Systematische Analyse des gesellschaftlichen Umgangs mit Konflikten

Im Augsburger Masterstudiengang "Sozialwissenschaftliche Konfliktforschung" beschäftigen sich die Studierenden mit der systematischen Analyse des gesellschaftlichen Umgangs mit Konflikten. Im Mittelpunkt stehen politische, gesellschaftliche, inter- und transnationale Konflikte sowie der Umgang mit diesen. Der Masterstudiengang vermittelt die wissenschaftlichen Theorien und Methoden, die zur Analyse und zur Erklärung von Konfliktverläufen und Friedensprozessen verwendet werden können. Dabei wird besonderer Wert auf die Interdisziplinarität des Studiums, eine fundierte Methodenausbildung und die enge Verknüpfung von Forschung und Lehre gelegt. Neben Soziologie und Politikwissenschaft sind viele weitere Fächer in die Lehre eingebunden und ermöglichen den Studierenden, eigene thematische Schwerpunkte in ihrem Studium zu setzen.

Ein Master mit ausgezeichneten und vielfältigen Berufsperspektiven

Nach einem erfolgreichen Studium, das auf vier bis fünf Semester angelegt ist und auch ein Berufspraktikum mit einschließt, erhalten die Studierenden einen "Master of Arts" mit sehr guten beruflichen Perspektiven: Politische, soziokulturelle, gesellschaftliche und wirtschaftliche Organisationen und Institutionen haben einen hohen Bedarf an Absolventinnen und Absolventen mit entsprechenden Wissens- und Analysekompetenzen. Regierungsadministrationen und Parteien, Verbände, Gewerkschaften, Nichtregierungsorganisationen oder Forschungseinrichtungen sind die Berufsfelder, wobei die Tätigkeiten vom Personalmanagement über Organisationsberatung und Redenschreiben bis hin zur Öffentlichkeitsarbeit und in die Bereiche Forschung und Lehre reichen.

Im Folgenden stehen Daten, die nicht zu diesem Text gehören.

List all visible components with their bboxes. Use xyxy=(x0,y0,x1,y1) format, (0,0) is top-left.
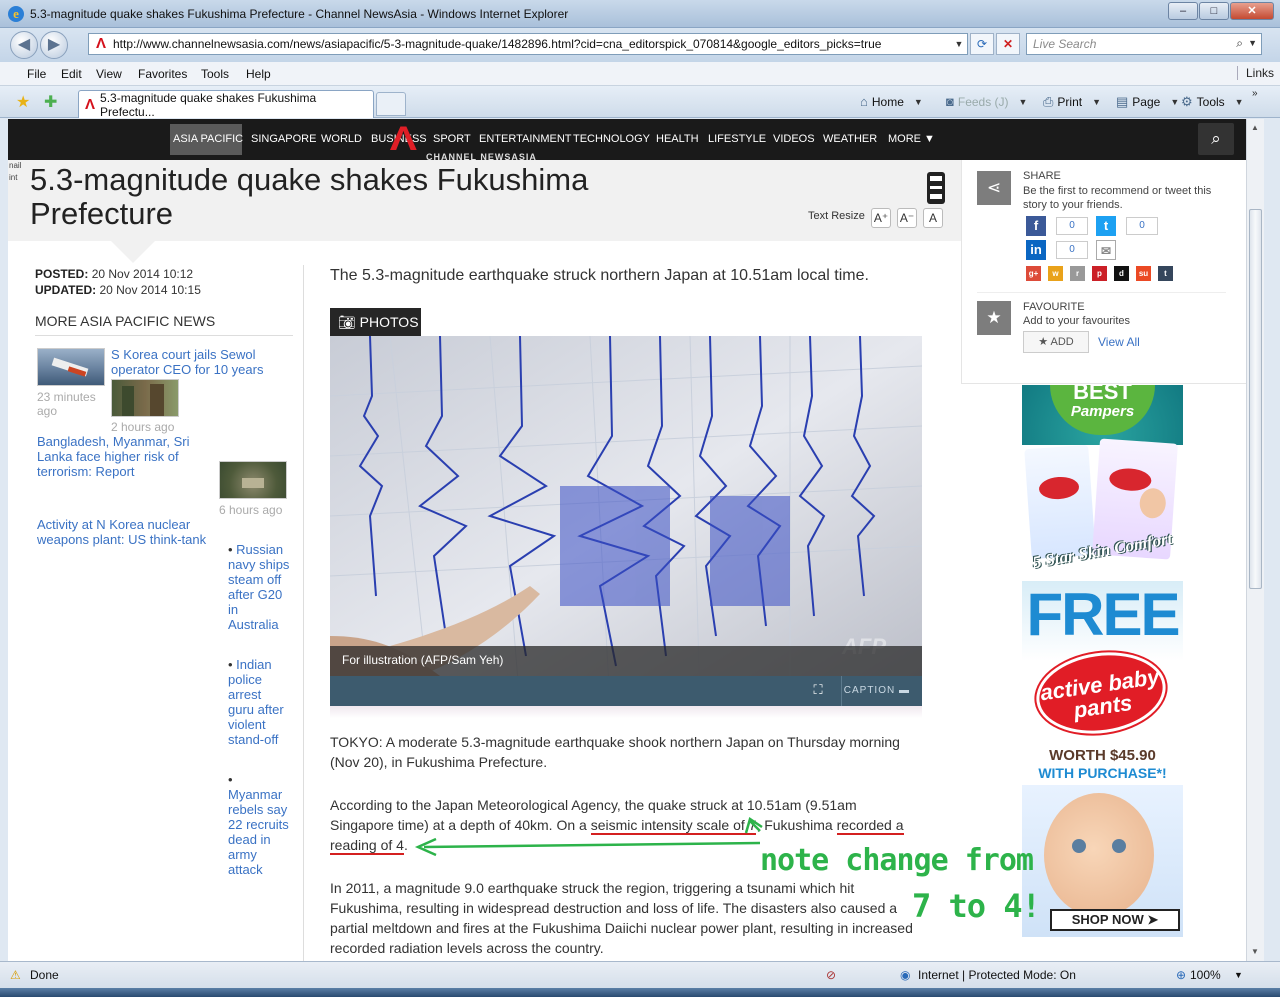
page-menu-button[interactable]: ▤ Page ▼ xyxy=(1116,94,1179,110)
address-url[interactable]: http://www.channelnewsasia.com/news/asia… xyxy=(113,37,951,51)
search-icon[interactable]: ⌕ xyxy=(1236,36,1243,51)
popup-blocker-icon[interactable]: ⊘ xyxy=(826,968,836,982)
menu-edit[interactable]: Edit xyxy=(61,67,82,81)
annotation-overlay xyxy=(414,817,763,857)
back-button[interactable]: ◀ xyxy=(10,31,38,59)
page-icon: ▤ xyxy=(1116,94,1129,109)
menu-file[interactable]: File xyxy=(27,67,46,81)
tab-title: 5.3-magnitude quake shakes Fukushima Pre… xyxy=(100,90,317,119)
home-icon: ⌂ xyxy=(860,94,868,109)
site-favicon-icon: Λ xyxy=(95,35,106,52)
menu-view[interactable]: View xyxy=(96,67,122,81)
annotation-text-1: note change from xyxy=(760,843,1034,878)
print-dropdown-icon[interactable]: ▼ xyxy=(1092,97,1101,107)
web-page: ASIA PACIFIC SINGAPORE WORLD BUSINESS SP… xyxy=(8,119,1246,961)
gear-icon: ⚙ xyxy=(1181,94,1193,109)
menu-favorites[interactable]: Favorites xyxy=(138,67,187,81)
back-arrow-icon: ◀ xyxy=(17,36,31,53)
zoom-level[interactable]: 100% xyxy=(1190,968,1221,982)
warning-icon: ⚠ xyxy=(10,968,21,982)
favorites-center-icon[interactable]: ★ xyxy=(16,92,30,112)
tab-active[interactable]: Λ 5.3-magnitude quake shakes Fukushima P… xyxy=(78,90,374,119)
feeds-button[interactable]: ◙ Feeds (J) ▼ xyxy=(946,94,1027,109)
page-scrollbar[interactable]: ▲ ▼ xyxy=(1246,119,1264,961)
zoom-dropdown-icon[interactable]: ▼ xyxy=(1234,970,1243,980)
chevron-more-icon[interactable]: » xyxy=(1252,88,1258,99)
scroll-thumb[interactable] xyxy=(1249,209,1262,589)
tools-menu-button[interactable]: ⚙ Tools ▼ xyxy=(1181,94,1244,110)
maximize-button[interactable]: □ xyxy=(1199,2,1229,20)
menu-tools[interactable]: Tools xyxy=(201,67,229,81)
printer-icon: ⎙ xyxy=(1043,94,1054,109)
close-button[interactable]: ✕ xyxy=(1230,2,1274,20)
status-bar: ⚠ Done ⊘ ◉ Internet | Protected Mode: On… xyxy=(0,961,1280,988)
forward-button[interactable]: ▶ xyxy=(40,31,68,59)
status-done: Done xyxy=(30,968,59,982)
refresh-icon: ⟳ xyxy=(976,37,988,51)
tab-favicon-icon: Λ xyxy=(85,96,96,113)
feeds-icon: ◙ xyxy=(946,94,954,109)
stop-button[interactable]: ✕ xyxy=(996,33,1020,55)
search-dropdown-icon[interactable]: ▼ xyxy=(1248,38,1257,48)
taskbar xyxy=(0,988,1280,997)
tab-row: ★ ✚ Λ 5.3-magnitude quake shakes Fukushi… xyxy=(0,86,1280,119)
address-row: ◀ ▶ Λ http://www.channelnewsasia.com/new… xyxy=(0,28,1280,62)
live-search-input[interactable]: Live Search ⌕ ▼ xyxy=(1026,33,1262,55)
address-dropdown-icon[interactable]: ▼ xyxy=(951,39,967,49)
feeds-dropdown-icon[interactable]: ▼ xyxy=(1019,97,1028,107)
menu-help[interactable]: Help xyxy=(246,67,271,81)
window-title: 5.3-magnitude quake shakes Fukushima Pre… xyxy=(30,7,569,21)
home-button[interactable]: ⌂ Home ▼ xyxy=(860,94,923,109)
window-controls: – □ ✕ xyxy=(1168,2,1274,20)
add-favorite-icon[interactable]: ✚ xyxy=(44,92,57,112)
scroll-up-icon[interactable]: ▲ xyxy=(1251,123,1259,132)
ie-logo-icon: e xyxy=(8,6,24,22)
globe-icon: ◉ xyxy=(900,968,911,982)
search-placeholder: Live Search xyxy=(1033,37,1097,51)
tools-dropdown-icon[interactable]: ▼ xyxy=(1235,97,1244,107)
new-tab-button[interactable] xyxy=(376,92,406,116)
stop-icon: ✕ xyxy=(1002,37,1014,51)
security-zone[interactable]: Internet | Protected Mode: On xyxy=(918,968,1076,982)
menu-bar: File Edit View Favorites Tools Help Link… xyxy=(0,62,1280,86)
address-bar[interactable]: Λ http://www.channelnewsasia.com/news/as… xyxy=(88,33,968,55)
minimize-button[interactable]: – xyxy=(1168,2,1198,20)
print-button[interactable]: ⎙ Print ▼ xyxy=(1043,94,1101,110)
scroll-down-icon[interactable]: ▼ xyxy=(1251,947,1259,956)
annotation-text-2: 7 to 4! xyxy=(912,887,1041,925)
home-dropdown-icon[interactable]: ▼ xyxy=(914,97,923,107)
zoom-icon: ⊕ xyxy=(1176,968,1187,982)
refresh-button[interactable]: ⟳ xyxy=(970,33,994,55)
window-title-bar: e 5.3-magnitude quake shakes Fukushima P… xyxy=(0,0,1280,28)
links-toolbar[interactable]: Links xyxy=(1236,66,1274,80)
page-dropdown-icon[interactable]: ▼ xyxy=(1170,97,1179,107)
annotation-arrow-left xyxy=(423,841,761,849)
forward-arrow-icon: ▶ xyxy=(47,36,61,53)
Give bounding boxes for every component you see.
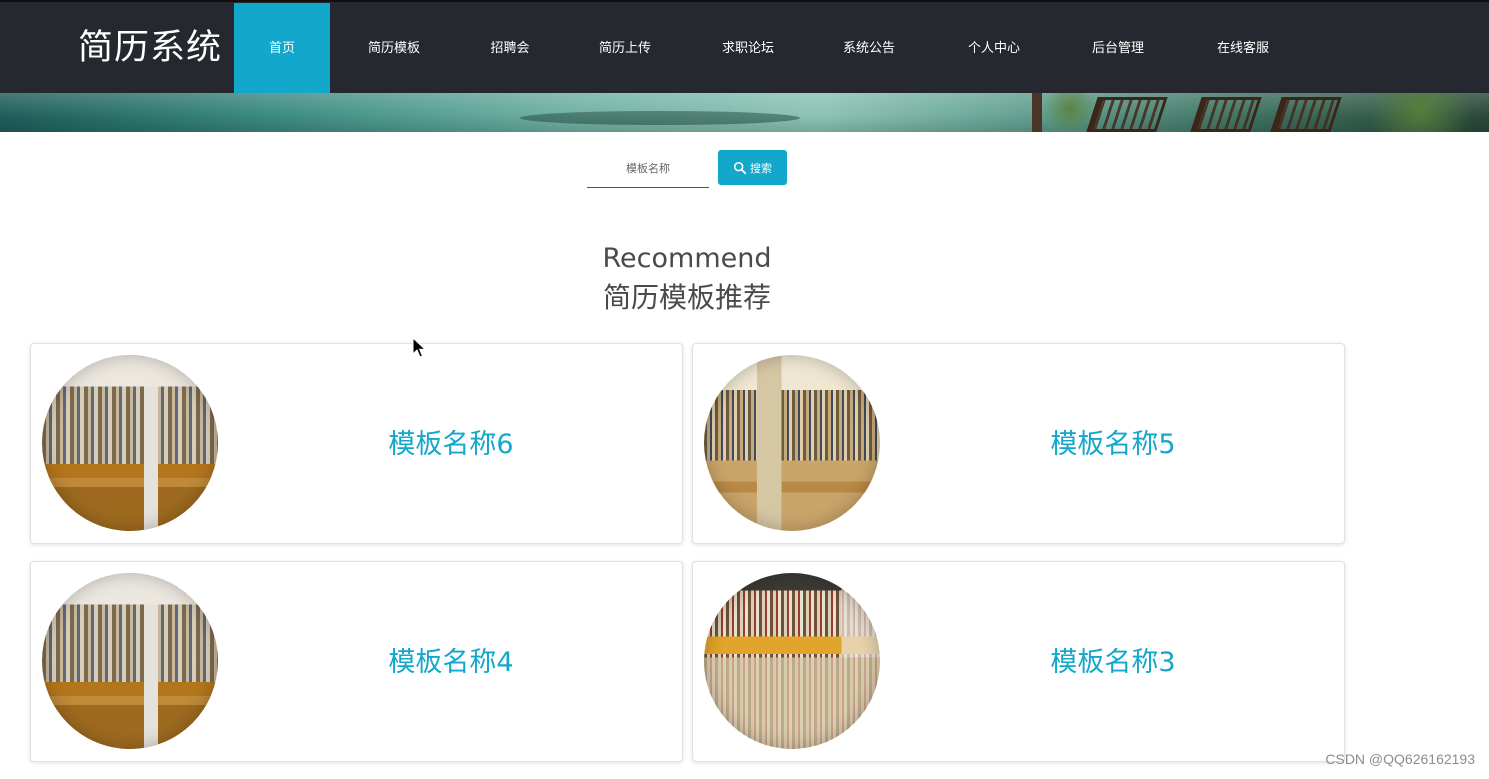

Festvortrag des Afghanistan-Experten Winfried Nachtwei

Die Festliche Eröffnungsveranstaltung des Masterstudiengangs

"Sozialwissenschaftliche Konfliktforschung" am Montag, dem 18. Oktober 2010, beginnt um 16.00 Uhr in der Ausstellungshalle der Zentralbibliothek (Gebäude E, Universitätsstraße 22, 86159 Augsburg) mit der Begrüßung durch Vertreter der Universität, der Stadt Augsburg und weiterer Institutionen. Den Festvortrag zu "Aufgaben der Friedens- und Konfliktforschung angesichts der Herausforderungen in Afghanistan" hält der ehemalige Bundestagsabgeordnete und Afghanistan-Experte Winfried Nachtwei, der ausreichend Anregungen für die folgende Diskussion liefern wird. "Beim anschließenden Empfang", meint Weller, " soll dagegen eher der Frieden im Mittelpunkt stehen, bevor es ab Dienstag im Studium dann fast nur noch um Konflikte und deren Bearbeitung gehen wird."